Penicillin led to a drastic reduction in the number of syphilis cases and deaths from 1947-1957, and Francis found that risky sexual behavior began to rise during the mid to late 1950s, a period coinciding with the drop in syphilis cases. He continued: “I also discovered that risky sexual behavior was inversely associated with syphilis deaths…. these results had fascinating implications. For one, they cast the sexual revolution in a new light. Also, they implied that the emergence of HIV/AIDS in the early 1980s was facilitated by the collapse of syphilis in the 1950s.”
Francis published his findings in a 2013 issue of the Archives of Sexual Behavior.

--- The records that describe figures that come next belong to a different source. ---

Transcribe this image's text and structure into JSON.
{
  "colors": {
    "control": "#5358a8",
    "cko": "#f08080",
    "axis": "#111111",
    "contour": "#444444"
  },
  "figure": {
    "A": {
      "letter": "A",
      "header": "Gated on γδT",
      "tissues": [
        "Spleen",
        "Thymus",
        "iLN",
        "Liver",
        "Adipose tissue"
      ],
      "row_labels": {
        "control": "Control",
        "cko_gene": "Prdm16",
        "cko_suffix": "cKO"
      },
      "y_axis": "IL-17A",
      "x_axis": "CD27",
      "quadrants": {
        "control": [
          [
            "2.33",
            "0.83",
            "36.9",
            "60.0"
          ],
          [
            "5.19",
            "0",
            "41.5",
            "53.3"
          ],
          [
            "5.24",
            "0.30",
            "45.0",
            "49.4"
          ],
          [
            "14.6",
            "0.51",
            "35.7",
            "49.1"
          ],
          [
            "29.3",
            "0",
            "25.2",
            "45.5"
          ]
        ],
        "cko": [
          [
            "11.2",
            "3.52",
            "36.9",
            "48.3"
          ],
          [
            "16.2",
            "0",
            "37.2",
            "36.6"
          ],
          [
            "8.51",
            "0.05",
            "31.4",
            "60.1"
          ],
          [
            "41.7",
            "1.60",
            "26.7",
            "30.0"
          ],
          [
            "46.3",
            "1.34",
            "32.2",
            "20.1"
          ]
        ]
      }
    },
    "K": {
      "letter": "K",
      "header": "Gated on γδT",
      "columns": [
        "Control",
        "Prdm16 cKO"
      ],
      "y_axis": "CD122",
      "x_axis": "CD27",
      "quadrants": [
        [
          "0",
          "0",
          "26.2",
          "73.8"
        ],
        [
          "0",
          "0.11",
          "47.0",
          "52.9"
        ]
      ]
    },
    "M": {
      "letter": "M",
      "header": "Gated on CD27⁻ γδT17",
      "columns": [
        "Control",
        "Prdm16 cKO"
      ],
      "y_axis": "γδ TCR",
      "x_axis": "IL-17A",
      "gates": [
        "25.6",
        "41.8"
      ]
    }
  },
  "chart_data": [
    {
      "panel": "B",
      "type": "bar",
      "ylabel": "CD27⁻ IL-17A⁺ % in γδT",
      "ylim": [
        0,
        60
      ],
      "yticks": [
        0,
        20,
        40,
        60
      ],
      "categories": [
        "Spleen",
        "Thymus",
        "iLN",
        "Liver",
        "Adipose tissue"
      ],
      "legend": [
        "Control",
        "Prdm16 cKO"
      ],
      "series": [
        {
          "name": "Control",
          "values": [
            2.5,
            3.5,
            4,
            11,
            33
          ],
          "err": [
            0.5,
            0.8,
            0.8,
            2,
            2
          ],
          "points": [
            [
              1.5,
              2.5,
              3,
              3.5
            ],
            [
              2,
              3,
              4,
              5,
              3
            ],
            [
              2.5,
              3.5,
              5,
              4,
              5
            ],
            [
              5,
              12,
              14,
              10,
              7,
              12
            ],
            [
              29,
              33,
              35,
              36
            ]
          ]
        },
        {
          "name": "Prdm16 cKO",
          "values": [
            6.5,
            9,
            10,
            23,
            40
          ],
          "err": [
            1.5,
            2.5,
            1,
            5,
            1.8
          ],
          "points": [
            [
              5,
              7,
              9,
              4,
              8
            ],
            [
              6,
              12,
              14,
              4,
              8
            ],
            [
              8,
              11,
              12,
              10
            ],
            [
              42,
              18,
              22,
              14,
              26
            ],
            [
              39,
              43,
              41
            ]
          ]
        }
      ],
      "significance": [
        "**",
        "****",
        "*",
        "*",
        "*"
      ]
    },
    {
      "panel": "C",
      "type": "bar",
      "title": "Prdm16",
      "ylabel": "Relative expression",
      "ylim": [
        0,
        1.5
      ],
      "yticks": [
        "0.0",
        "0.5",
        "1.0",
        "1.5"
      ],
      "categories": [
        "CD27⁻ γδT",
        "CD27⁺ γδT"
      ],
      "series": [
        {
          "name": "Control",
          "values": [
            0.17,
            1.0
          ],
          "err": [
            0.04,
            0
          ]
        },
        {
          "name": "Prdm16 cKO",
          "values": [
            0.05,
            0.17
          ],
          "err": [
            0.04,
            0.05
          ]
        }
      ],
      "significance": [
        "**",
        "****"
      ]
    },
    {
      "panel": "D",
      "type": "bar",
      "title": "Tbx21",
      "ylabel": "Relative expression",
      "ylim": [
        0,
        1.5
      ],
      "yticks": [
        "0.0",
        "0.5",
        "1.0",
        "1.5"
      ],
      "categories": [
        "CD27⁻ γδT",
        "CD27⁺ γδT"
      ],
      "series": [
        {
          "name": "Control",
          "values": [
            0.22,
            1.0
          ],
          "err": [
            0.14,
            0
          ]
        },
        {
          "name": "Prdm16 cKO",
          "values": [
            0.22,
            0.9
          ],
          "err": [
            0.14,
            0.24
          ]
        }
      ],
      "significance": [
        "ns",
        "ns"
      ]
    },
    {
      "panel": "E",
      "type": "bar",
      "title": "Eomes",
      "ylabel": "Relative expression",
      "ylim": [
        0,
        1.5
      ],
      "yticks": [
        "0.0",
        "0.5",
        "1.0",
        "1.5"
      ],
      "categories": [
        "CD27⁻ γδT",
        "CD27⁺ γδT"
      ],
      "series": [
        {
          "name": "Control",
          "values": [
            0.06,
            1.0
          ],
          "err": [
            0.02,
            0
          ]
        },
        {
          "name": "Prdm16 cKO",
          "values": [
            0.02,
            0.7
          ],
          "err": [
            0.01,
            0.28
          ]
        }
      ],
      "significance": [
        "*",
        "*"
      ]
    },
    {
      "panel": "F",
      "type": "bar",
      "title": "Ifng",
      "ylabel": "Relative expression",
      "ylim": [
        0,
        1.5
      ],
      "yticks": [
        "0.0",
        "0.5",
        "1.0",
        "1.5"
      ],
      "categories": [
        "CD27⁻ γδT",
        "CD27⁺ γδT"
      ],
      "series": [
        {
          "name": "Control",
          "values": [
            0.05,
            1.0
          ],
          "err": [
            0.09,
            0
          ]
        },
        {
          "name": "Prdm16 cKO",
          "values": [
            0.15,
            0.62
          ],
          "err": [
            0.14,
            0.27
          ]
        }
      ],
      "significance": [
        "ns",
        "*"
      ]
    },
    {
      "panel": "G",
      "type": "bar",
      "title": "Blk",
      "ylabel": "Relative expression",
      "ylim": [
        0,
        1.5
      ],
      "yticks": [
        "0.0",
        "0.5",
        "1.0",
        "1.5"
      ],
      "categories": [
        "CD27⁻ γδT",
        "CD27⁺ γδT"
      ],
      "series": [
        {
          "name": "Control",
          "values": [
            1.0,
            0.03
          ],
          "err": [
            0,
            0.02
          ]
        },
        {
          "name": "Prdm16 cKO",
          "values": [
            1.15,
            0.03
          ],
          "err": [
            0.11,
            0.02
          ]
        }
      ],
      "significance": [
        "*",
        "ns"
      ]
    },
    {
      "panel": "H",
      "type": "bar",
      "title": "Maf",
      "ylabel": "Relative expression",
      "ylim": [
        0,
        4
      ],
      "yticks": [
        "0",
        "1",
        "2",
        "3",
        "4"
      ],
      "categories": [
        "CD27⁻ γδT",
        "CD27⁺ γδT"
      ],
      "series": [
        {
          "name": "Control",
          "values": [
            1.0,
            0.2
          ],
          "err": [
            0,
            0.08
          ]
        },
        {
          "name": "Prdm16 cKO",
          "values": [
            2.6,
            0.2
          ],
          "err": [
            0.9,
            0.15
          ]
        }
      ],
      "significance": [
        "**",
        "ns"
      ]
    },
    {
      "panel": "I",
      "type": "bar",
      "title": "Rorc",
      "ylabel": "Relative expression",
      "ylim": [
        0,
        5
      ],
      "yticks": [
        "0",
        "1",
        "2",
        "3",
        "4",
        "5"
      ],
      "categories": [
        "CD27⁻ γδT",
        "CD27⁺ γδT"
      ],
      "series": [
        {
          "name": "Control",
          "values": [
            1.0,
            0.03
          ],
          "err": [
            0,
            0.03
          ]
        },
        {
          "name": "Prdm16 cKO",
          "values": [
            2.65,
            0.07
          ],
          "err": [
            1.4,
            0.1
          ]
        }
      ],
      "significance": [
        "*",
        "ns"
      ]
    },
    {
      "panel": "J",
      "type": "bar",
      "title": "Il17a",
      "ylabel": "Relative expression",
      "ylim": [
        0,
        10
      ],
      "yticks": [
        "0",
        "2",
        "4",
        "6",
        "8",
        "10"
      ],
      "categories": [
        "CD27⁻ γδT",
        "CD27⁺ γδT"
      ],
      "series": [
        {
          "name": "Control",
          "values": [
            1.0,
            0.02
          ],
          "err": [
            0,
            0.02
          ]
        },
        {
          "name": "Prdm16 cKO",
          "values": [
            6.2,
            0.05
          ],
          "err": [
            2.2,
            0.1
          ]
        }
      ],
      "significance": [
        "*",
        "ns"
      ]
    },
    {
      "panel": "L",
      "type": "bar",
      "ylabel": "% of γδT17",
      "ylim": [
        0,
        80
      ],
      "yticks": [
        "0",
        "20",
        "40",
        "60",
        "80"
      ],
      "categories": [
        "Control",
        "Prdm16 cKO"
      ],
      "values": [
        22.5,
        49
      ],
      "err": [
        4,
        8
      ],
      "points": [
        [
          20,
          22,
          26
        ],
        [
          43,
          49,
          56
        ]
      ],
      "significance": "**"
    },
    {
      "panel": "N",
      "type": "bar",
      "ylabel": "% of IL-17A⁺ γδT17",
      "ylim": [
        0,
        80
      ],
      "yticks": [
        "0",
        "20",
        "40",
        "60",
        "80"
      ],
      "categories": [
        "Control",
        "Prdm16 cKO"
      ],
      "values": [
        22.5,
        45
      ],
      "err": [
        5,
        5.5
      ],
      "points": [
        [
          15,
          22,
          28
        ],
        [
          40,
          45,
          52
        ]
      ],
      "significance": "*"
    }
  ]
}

To hear the entire interview, click here.
Dec. 11, 2013
According to recently published research by Emily Bianchi, assistant professor of organization and management, well-educated college graduates who earned their degrees in a recession are more satisfied with their jobs.
The findings appear in her paper “The Bright Side of Bad Times: The Affective Advantages of Entering the Workforce in a Recession,” published in the most recent issue of Administrative Science Quarterly.
Bianchi analyzed data from two large government-run surveys that have been active since the 1970s, and a third cross-sectional study. She found that they showed that people who earned their degrees during economic downturns were more satisfied with their current jobs than those who first looked for work during more prosperous economic times. In the paper, she concluded that “while past research on job satisfaction has focused largely on situational and dispositional antecedents, these results suggest that early workforce conditions also can have lasting implications for how people affectively evaluate their jobs.”
An article about the study on the Emory News Center website stated that the findings are surprising given the well-documented negative financial aspects of graduating in a recession. Recession graduates earn less money and often hold less prestigious jobs. Bianchi argues that this conclusion is consistent with recent research in psychology that reveals that some adversity is associated with greater happiness than either too much or too little. “Too much adversity can be emotionally debilitating,” Bianchi said. “Too little can weaken resilience, allowing people to magnify and exaggerate the bumps of everyday life.”
Yahoo News also picked up the story.